(Bloomberg) -- Canadian telecommunications firm Telus Corp. is promising not to use artificial intelligence to make or copy Indigenous art, following complaints from some communities that the technology misappropriates their culture.

The announcement by Vancouver-based Telus — which sells internet, mobile phone and cable television services — underscores how businesses are seeking to maintain public trust while still exploiting the efficiencies of AI. The company’s international division also sells AI and content-moderation services to technology, media and fintech firms. 

AI-generated content that mimics Indigenous art has sparked controversies in Australia, where some artists complained that their work was being used without their permission to create pieces being sold online and others withdrew from a portrait prize competition over AI concerns, according to local news sites. In Canada, the foreign affairs ministry apologized in December for publishing an AI-generated picture to represent an Indigenous woman.

“I imagine that some of those incidents actually had spurred the conversation within the Indigenous community, and that’s probably why they brought this forward as a particular concern to us,” said Pam Snively, Telus’s chief data and trust officer. “Even before AI, I think Indigenous communities had seen imitations of their art as highly problematic and sort of an appropriation of their culture.”

Telus has trained a recommendation engine with image classification, and it uses generative AI for customer support. Staff have also used external tools like OpenAI’s Dall-E to generate images for uses like corporate slide shows, with attribution, Snively said.

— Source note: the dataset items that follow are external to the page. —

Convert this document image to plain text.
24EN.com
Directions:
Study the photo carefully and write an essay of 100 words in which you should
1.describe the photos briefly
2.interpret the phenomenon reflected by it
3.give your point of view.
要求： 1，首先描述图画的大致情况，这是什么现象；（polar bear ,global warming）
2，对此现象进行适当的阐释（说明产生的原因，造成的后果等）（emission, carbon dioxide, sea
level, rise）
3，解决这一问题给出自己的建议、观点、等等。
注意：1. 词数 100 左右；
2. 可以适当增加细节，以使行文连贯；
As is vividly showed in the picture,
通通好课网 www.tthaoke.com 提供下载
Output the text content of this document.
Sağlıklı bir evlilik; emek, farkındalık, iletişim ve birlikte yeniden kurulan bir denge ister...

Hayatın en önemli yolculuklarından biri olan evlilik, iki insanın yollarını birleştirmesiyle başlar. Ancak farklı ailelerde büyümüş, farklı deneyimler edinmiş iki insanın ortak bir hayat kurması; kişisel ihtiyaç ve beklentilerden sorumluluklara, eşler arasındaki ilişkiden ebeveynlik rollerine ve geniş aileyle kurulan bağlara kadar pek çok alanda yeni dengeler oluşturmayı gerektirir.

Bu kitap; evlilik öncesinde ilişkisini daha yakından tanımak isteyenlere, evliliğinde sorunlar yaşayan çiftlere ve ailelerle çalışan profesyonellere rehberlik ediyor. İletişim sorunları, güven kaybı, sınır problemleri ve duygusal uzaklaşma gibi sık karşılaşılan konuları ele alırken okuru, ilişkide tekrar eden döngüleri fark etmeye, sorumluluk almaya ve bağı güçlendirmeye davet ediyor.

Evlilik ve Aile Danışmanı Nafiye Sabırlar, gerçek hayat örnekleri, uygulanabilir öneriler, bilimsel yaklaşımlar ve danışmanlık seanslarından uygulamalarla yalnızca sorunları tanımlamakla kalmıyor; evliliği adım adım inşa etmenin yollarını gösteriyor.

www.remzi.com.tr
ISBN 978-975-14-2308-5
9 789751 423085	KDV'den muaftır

Telus can’t be certain that external AI models haven’t been trained on Indigenous art, so the company’s promise is limited to its controls over the generation of images, she added.

The United Nation’s UNESCO cultural agency published a report in December with guidelines on “indigenous data sovereignty” in AI, focused on Latin America and the Caribbean. While automatically digitizing Indigenous data for “recording, transmitting and revitalizing” people’s heritage has many benefits, it also presents risks around data rights and misappropriation of aesthetic or sacred patterns, the report said.